Friede-Freude-Eierkuchen hört sich anders an. Geschäftsführer Pfefferkorn meinte nur: "Alle haben alles richtig gemacht. Unsere Jungs haben ein geiles Spiel abgeliefert und gezeigt, was sie können."

Nach verlorenem ersten Satz kämpften sich die Piraten im zweiten in das Match hinein. Dass der eigene Block erfolgreich war und der von KW bei den Angriffen des CVM schwächelte, brachte schnell einen Fünf-Punkte-Vorsprung (7:2).

Zum Ende des Satzes schlichen sich beim Gastgeber dann aber wie schon in den vergangenen Partien viele leichte Fehler ein, so dass Bestensee auf einen Punkt (22:23) herankam. Mit den stehenden Ovationen der Fans als Unterstützung ließen sich die Piraten Satz zwei nicht nehmen.

Nach der knapp gewonnenen Mittwochspartie gegen den VCO Berlin waren die Fans in Misskredit bei der Mannschaft geraten, denn während des verkorksten zweiten Satzes hatten sie aufgehört zu trommeln, das Team zu unterstützen.

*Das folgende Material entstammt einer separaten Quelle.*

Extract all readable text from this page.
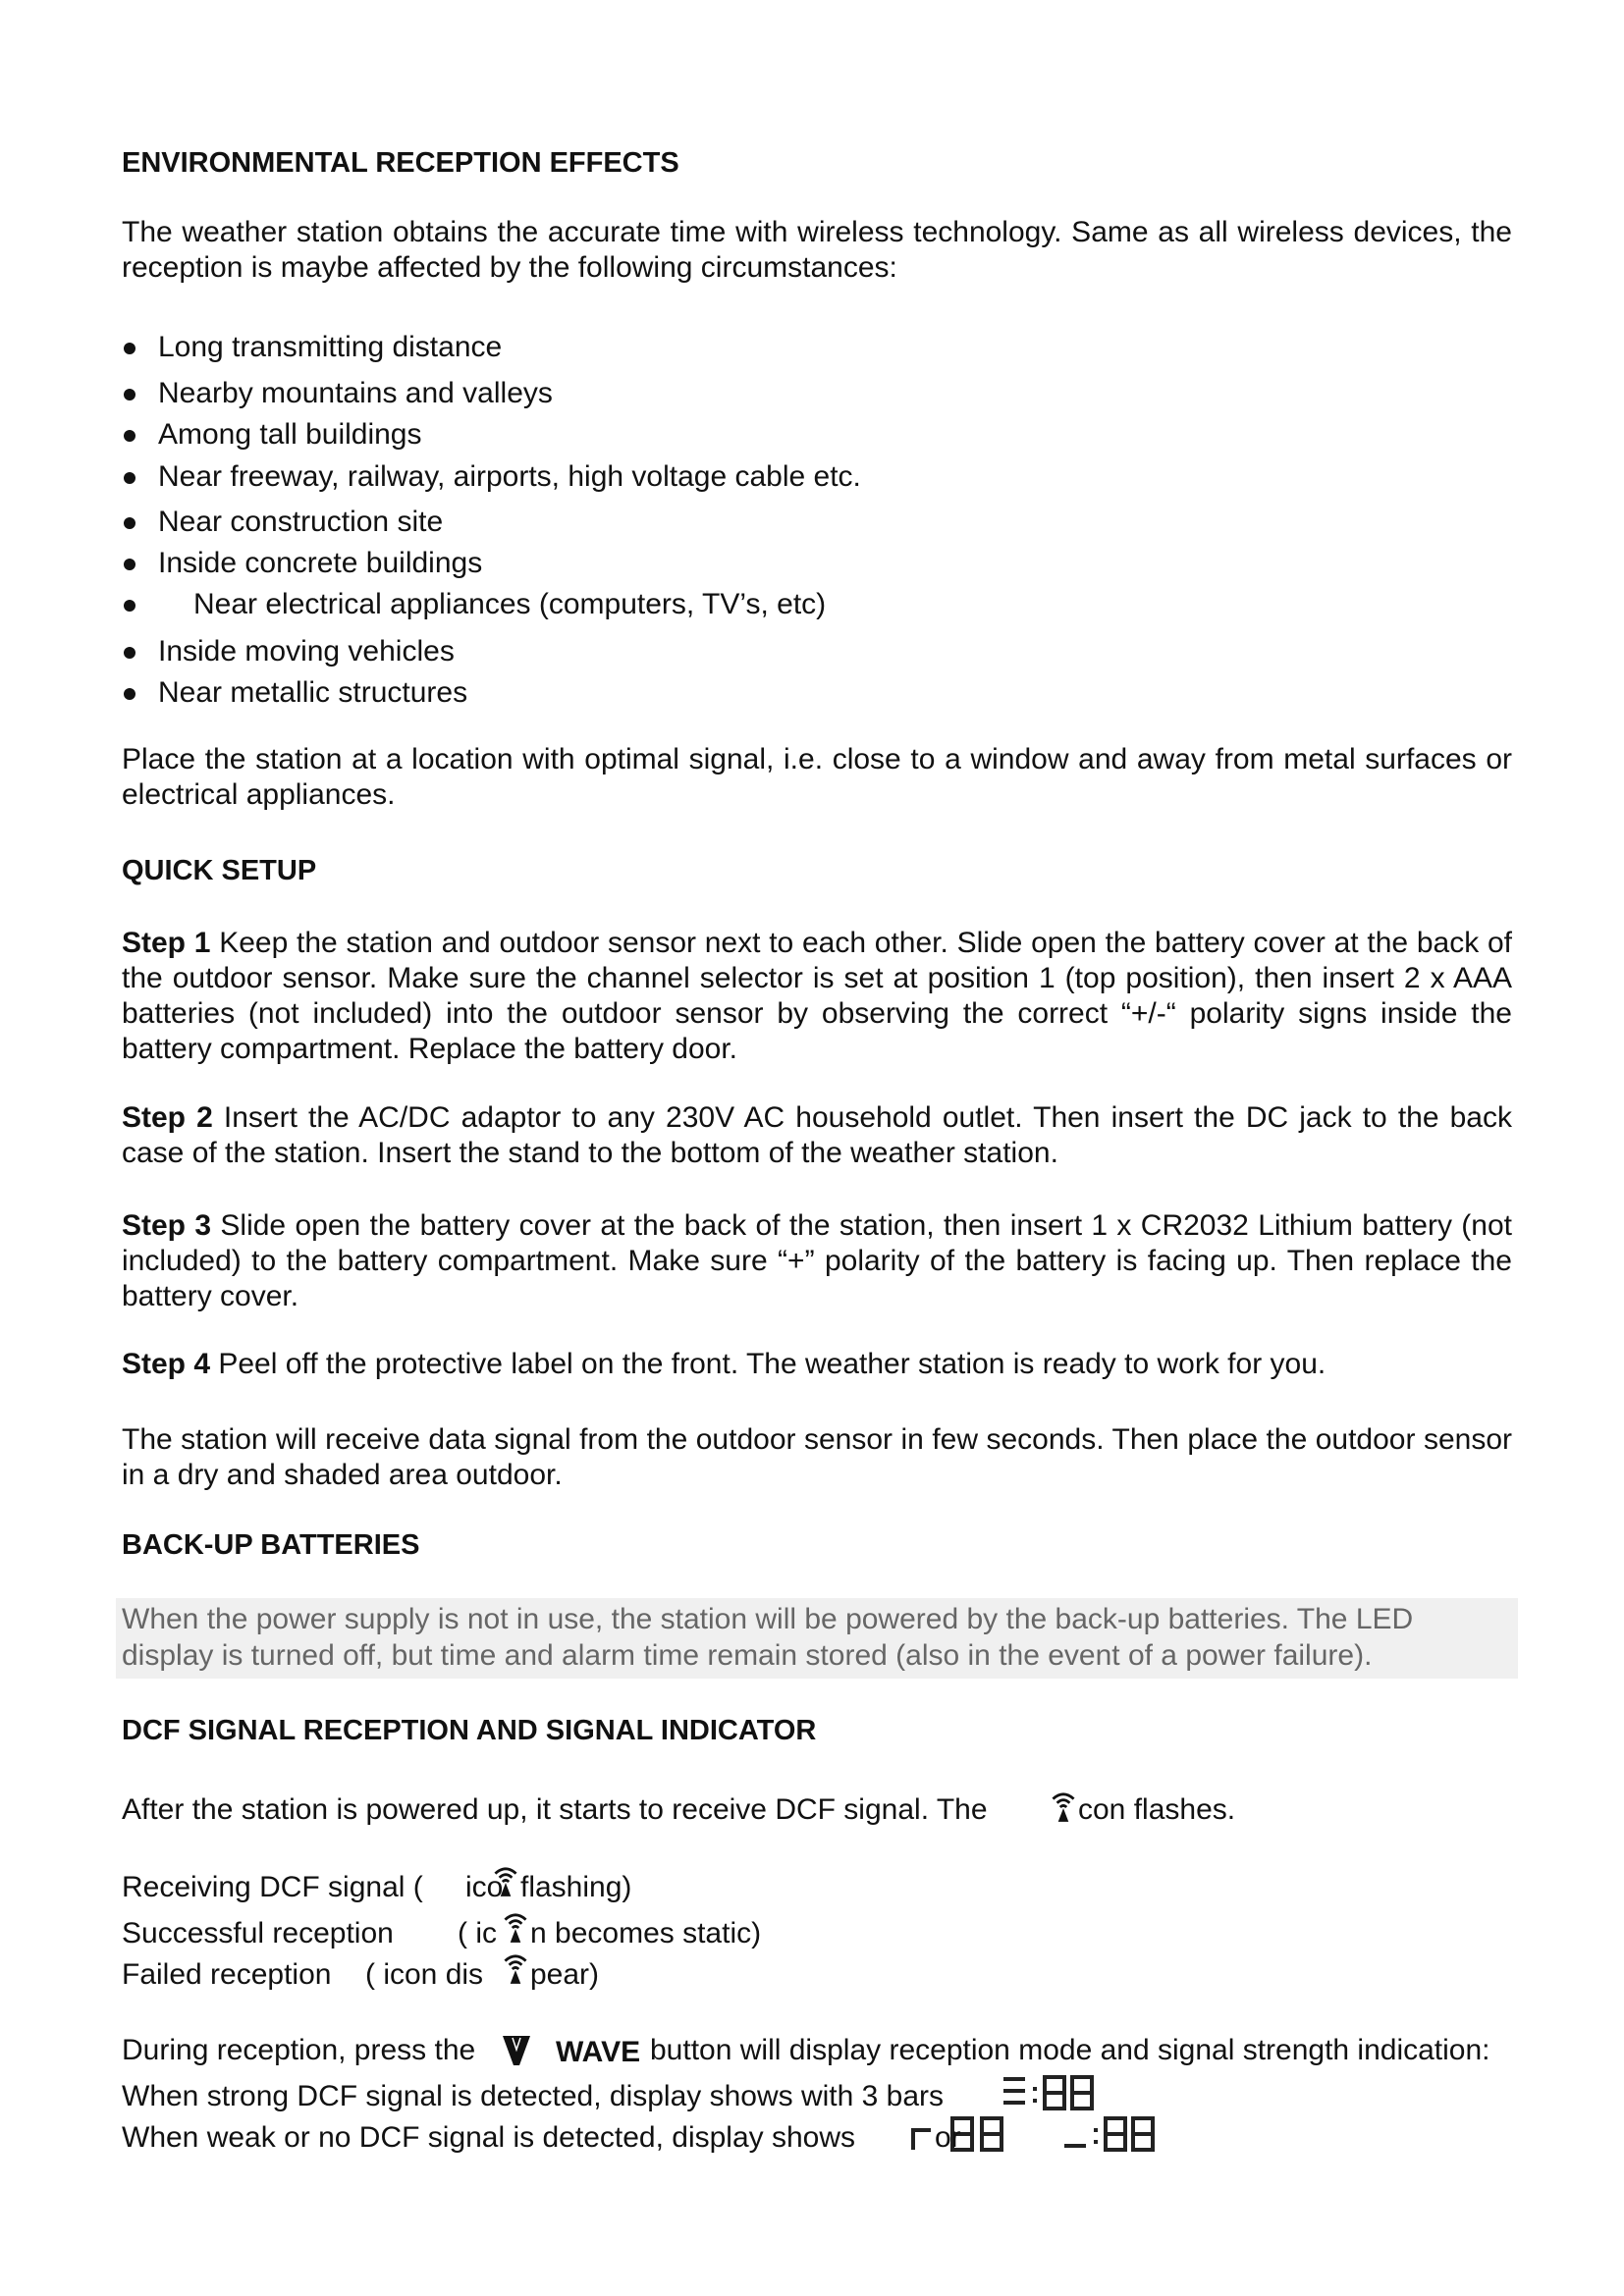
ENVIRONMENTAL RECEPTION EFFECTS
The weather station obtains the accurate time with wireless technology. Same as all wireless devices, the reception is maybe affected by the following circumstances:
Long transmitting distance
Nearby mountains and valleys
Among tall buildings
Near freeway, railway, airports, high voltage cable etc.
Near construction site
Inside concrete buildings
Near electrical appliances (computers, TV’s, etc)
Inside moving vehicles
Near metallic structures
Place the station at a location with optimal signal, i.e. close to a window and away from metal surfaces or electrical appliances.
QUICK SETUP
Step 1 Keep the station and outdoor sensor next to each other. Slide open the battery cover at the back of the outdoor sensor. Make sure the channel selector is set at position 1 (top position), then insert 2 x AAA batteries (not included) into the outdoor sensor by observing the correct “+/-“ polarity signs inside the battery compartment. Replace the battery door.
Step 2 Insert the AC/DC adaptor to any 230V AC household outlet. Then insert the DC jack to the back case of the station. Insert the stand to the bottom of the weather station.
Step 3 Slide open the battery cover at the back of the station, then insert 1 x CR2032 Lithium battery (not included) to the battery compartment. Make sure “+” polarity of the battery is facing up. Then replace the battery cover.
Step 4 Peel off the protective label on the front. The weather station is ready to work for you.
The station will receive data signal from the outdoor sensor in few seconds. Then place the outdoor sensor in a dry and shaded area outdoor.
BACK-UP BATTERIES
When the power supply is not in use, the station will be powered by the back-up batteries. The LED
display is turned off, but time and alarm time remain stored (also in the event of a power failure).
DCF SIGNAL RECEPTION AND SIGNAL INDICATOR
After the station is powered up, it starts to receive DCF signal. The	con flashes.
Receiving DCF signal ( ico flashing)
Successful reception ( ic n becomes static)
Failed reception ( icon dis pear)
During reception, press the	WAVE button will display reception mode and signal strength indication:
When strong DCF signal is detected, display shows with 3 bars
When weak or no DCF signal is detected, display shows	or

Am Samstag zeigten die Fans Durchhaltevermögen, was Piraten-Trainer Matthias Münz aber ebenso wenig beeindruckte: "Wir spielen in erster Linie für uns. Und die Stimmung, die kommt über die Leistung."

Am Stimmungsbarometer in der Jahrhunderthalle abgelesen, war die Leistung in Satz drei überragend. Der hawaiianische Libero Eric Shoji rettete in spektakulären Aktionen sicher verloren geglaubte Bälle. Und die Angreifer schmetterten KW in Grund und Boden - das 25:15 war eindeutig.

"In dem Satz hat jeder 120 Prozent gegeben, da hat alles geklappt", meinte Münz, der während des Satzes auch mal die Siegerfaust ausgepackt hatte. Die Netzhoppers kämpften sich im vierten Satz allerdings zurück und erreichten den Tiebreak. Dort zogen die Spergauer schnell auf 5:1 davon und gaben den Sieg nicht mehr her.

Bei der Ehrung der besten Spieler der Partie gab es dann auch für CVM-Präsident Peter Kurzawa noch den erhofften Kuschelkurs. Eric Shoji ließ sich für seine ausgezeichnete Leistung von Kurzawa in die Arme schließen.